L'avventura non era finita e così, l'anno successivo,
eravamo ormai nell'anno scolastico 2002-2003, cambiata scuola, cambiati
alunni, cambiati colleghi e soprattutto classe e città ho ricominciato.
Questa volta ad Aosta, una prima media dell'Istituzione scolastica “Aosta
1”, l'ambito un progetto nel secondo quadrimestre che si poneva
anche se con mezzi limitati di lavorare sull'oralità, di sviluppare
o potenziare la capacità di mettersi in gioco davanti al prossimo
con la forza dell'espressione orale. Non ci lamentiamo sempre che “questi
nostri alunni” non sanno sostenere un'interrogazione?
Così in collaborazione con la collega di francese Patrizia Pozzato
e la collega di matematica e scienze Claretta Fagiolo e supportata da
una classe veramente eccezionale e partecipativa nelle compresenze del
mattino tra francese e italiano “studiavamo” le lingue e al
pomeriggio recitavamo. La procedura quella descritta sopra: dizionari,
grammatiche, strumenti di ricerca linguistica, ma questa volta faceva
la differenza il numero delle lingue, non più solo italiano, francese,
inglese e patois, ma anche rumeno e spagnolo.
La classe contava alunni stranieri che non conoscevano l'italiano e la
sfida del Piccolo principe è stata subito accolta con
fervore soprattutto dall'alunna argentina e dal compagno rumeno che si
sono sentiti protagonisti a pieno titolo perché dovevano insegnare
ai compagni e alle prof parole nuove e comparando imparare.
La pagina più letta e studiata?
la dedica dell’autore Antoine de Saint-Exupéry all’amico
Léon Werth. La fortuna di fondo? Fatto salvo l'inglese, ci si muoveva
in ambito neolatino e questo, dal punto di vista dell'integrazione, ha
giocato un ruolo fortissimo. Il patois? Gli alunni di Aosta non
lo conoscevano quasi, ma è stato un gioco scoprirlo.

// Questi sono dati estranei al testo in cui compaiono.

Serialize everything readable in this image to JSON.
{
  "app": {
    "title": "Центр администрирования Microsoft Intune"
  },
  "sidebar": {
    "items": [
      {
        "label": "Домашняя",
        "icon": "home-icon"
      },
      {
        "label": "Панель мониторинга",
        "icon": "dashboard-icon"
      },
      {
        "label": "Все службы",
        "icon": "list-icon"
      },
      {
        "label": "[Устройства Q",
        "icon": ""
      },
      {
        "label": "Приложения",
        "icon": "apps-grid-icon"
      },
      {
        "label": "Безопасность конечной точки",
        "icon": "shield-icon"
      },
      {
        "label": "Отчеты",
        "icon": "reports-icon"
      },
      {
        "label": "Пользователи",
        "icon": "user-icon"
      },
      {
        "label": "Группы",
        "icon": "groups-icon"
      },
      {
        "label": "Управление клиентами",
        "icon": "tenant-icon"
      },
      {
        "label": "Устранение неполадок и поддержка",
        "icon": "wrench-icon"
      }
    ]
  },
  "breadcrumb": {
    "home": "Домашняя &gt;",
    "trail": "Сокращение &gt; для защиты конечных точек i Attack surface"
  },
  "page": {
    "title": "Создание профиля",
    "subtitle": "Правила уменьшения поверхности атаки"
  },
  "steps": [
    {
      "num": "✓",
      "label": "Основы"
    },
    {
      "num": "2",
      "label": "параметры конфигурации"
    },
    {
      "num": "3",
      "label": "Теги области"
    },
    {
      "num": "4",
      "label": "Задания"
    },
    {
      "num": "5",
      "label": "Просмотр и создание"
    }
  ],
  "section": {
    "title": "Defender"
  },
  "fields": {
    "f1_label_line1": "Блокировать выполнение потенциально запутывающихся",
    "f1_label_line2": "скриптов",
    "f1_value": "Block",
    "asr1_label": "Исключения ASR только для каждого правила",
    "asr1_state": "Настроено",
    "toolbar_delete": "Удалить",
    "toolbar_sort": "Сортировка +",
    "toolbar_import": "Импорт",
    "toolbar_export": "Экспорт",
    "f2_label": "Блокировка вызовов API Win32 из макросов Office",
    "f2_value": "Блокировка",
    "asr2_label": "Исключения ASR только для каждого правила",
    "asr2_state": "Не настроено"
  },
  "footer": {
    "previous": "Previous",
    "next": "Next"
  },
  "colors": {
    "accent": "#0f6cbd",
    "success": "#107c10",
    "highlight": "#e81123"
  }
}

I momenti forti sono stati quelli della riscrittura creativa e della messa
in scena. Nelle ore del rientro pomeridiano, dopo aver letto integralmente
la fiaba di Antoine de Saint-Exupéry e riflettuto sul messaggio
che a ciascuno poteva trasmettere il racconto, gli alunni, a coppie, hanno
ipotizzato l'incontro del Piccolo principe con personaggi della
loro fantasia. La tematica dominante è stata quella dell'amicizia
ritrovata o scoperta e così il Piccolo Principe ha avuto
modo di incontrate e dialogare con la luna, il sole, una bella principessa,
una piccola naufraga orfana, una bambina di pochi anni, una stellina e
un improbabile astronauta francese. Quindi sul modello letto i ragazzi
hanno prodotto e riprodotto in italiano e francese e poi interpretato.
Il lavoro è stato tanto, le abilità da mettere in gioco
infinite, non ultima quella di ricordare a memoria e presentare al pubblico
qualcosa di originale frutto di una produzione propria. Il successo è
stato notevole e l'ultimo giorno di scuola la soddisfazione di fronte
alle altre classi che hanno assistito allo spettacolo e ai genitori ha
ripagato delle enormi fatiche e della tensione e ancora oggi, a distanza
di due anni, il ricordo di quell'attività è vivo, forse
perché ha rappresentato un'alternativa alla routine didattica…
E se nel Piccolo principe la volpe dice:
- Se mi addomestichi avremo bisogno l'uno dell'altro tu sarai unico al
mondo per me e io per te, così si legge nel testo di un'alunna:
- Per vivere serenamente ci vuole amicizia, la vita ha senso solo se condivisa.